No, but he and his bandmates put on a helluva show. A concert of this magnitude is truly a cathartic experience. Once in awhile, it's fun to feel complete joy and abandonment at something insulting to the proper world, to indulge in a Beavis & Butthead moment, such as "He's on a cross and it's made of TV sets!. Look at.that mosquito outfit - it's so cool.". Costume changes in abundance,glitter, lights, fireworks, and fierce, non-stop riffs-you name it, our boy had it Although I spent half the show obsessed with the rumor that lip syncing was a definite possibility and that Marilyn isn't actually singing. But even if that's true, his raison d'etre is as a performer, not as an accomplished musician. And though his music is rarely discussed in the general media, (why talk about music when you can interview the latest protesting politician/religiouso and get a good sound bite for the ten o clock news?) the Mechanical Animals CD has some fantastic songs on it, including one anti-drug song Coma White and I Don't Like The Drugs (But The Drugs Like Me) Of course, we have to see his bare butt at every concert. Does anybody really want to see this EVER? Keyboards were roughed up-but no major carnage occurred during this performance. Not to say that Marilyn, Twiggy, etc. are Boy Scouts. A droll,smartass comment such as,. "In my world, Special K is a breakfast cereal. I will not be hanging out with the band", may be inserted here; however, these guys are way too smart to provide obituary fodder or write for the Betty Ford Clinic Newsletter anytime soon.
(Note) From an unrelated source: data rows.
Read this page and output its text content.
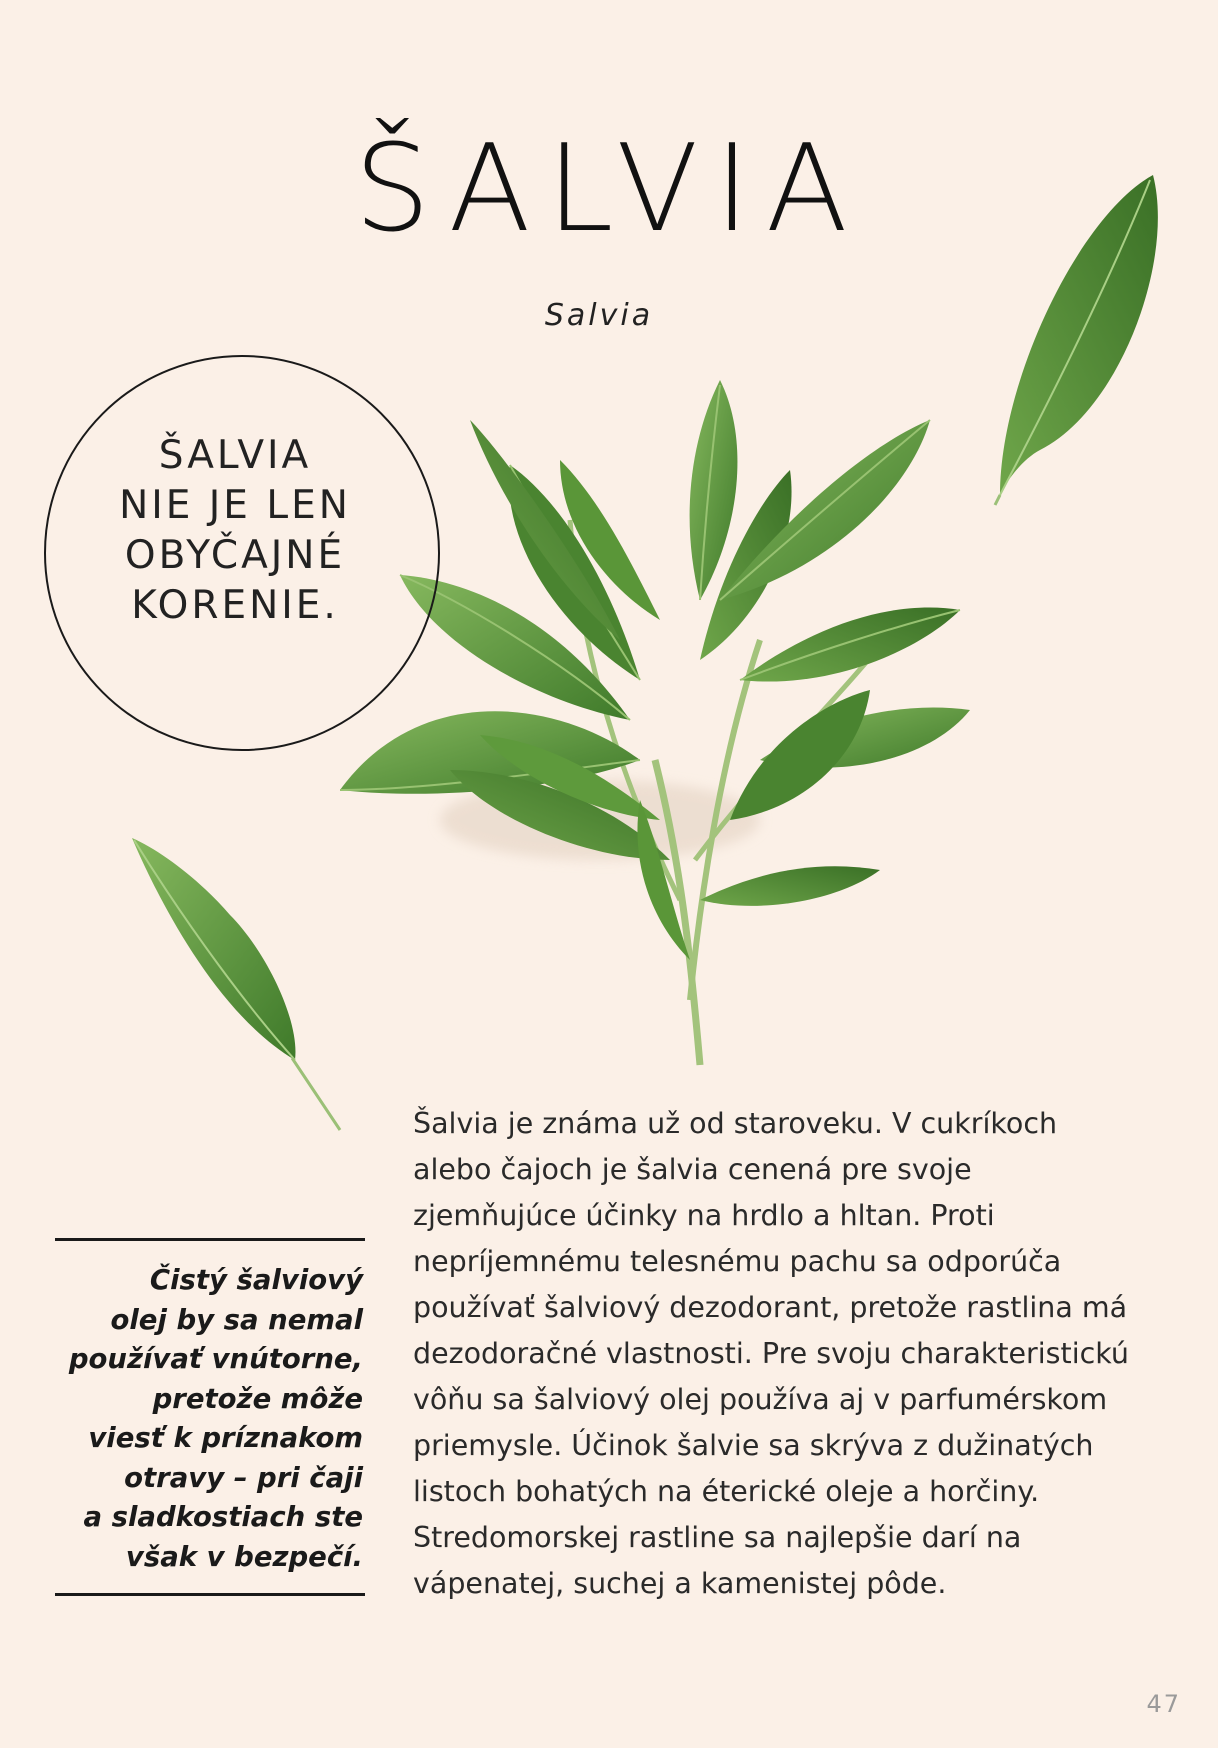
ŠALVIA
Salvia
ŠALVIA
NIE JE LEN
OBYČAJNÉ
KORENIE.
Čistý šalviový
olej by sa nemal
používať vnútorne,
pretože môže
viesť k príznakom
otravy – pri čaji
a sladkostiach ste
však v bezpečí.
Šalvia je známa už od staroveku. V cukríkoch
alebo čajoch je šalvia cenená pre svoje
zjemňujúce účinky na hrdlo a hltan. Proti
nepríjemnému telesnému pachu sa odporúča
používať šalviový dezodorant, pretože rastlina má
dezodoračné vlastnosti. Pre svoju charakteristickú
vôňu sa šalviový olej používa aj v parfumérskom
priemysle. Účinok šalvie sa skrýva z dužinatých
listoch bohatých na éterické oleje a horčiny.
Stredomorskej rastline sa najlepšie darí na
vápenatej, suchej a kamenistej pôde.
47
"Paging Satan. Satan, pick up the white courtesy telephone in the lobby". Paging Satan." Satan was not in attendance at this event. Maybe it was a slow night.. or maybe I don't have the observational gifts of a rural Mississippi preacher. And where are the evil, disenfranchised youth? Don't seem much different to me than when I was a kid, just a bunch of polite suburban kids in Goth garb. And there was less pot smoking than when I was in high school. I bet the copious security detail had more problems with stockbrokers at the hockey game the next night. Hey, it's not a rock band getting drunk and defecating on a drink cart in First Class...its your friendly neighborhood banker.* Some people might consider a guy on a cross (even one made of TV sets) blasphemous,or find it inappropriate for strippers to appear in front of mostly high school kids (see video below) or blanch at "motherf***er" being the most repeated word of the evening..So what do you consider satanic. Porno? The media? Bad Chinese take-out? It's like Mr. Manson himself says in one of his lyrics "Shock is all in your head..."
*This was an infamous news story at the time.
This encore of Spine of God that night was like a dream come true for me....a nightmare for sane people, perhaps, but a dream for moi.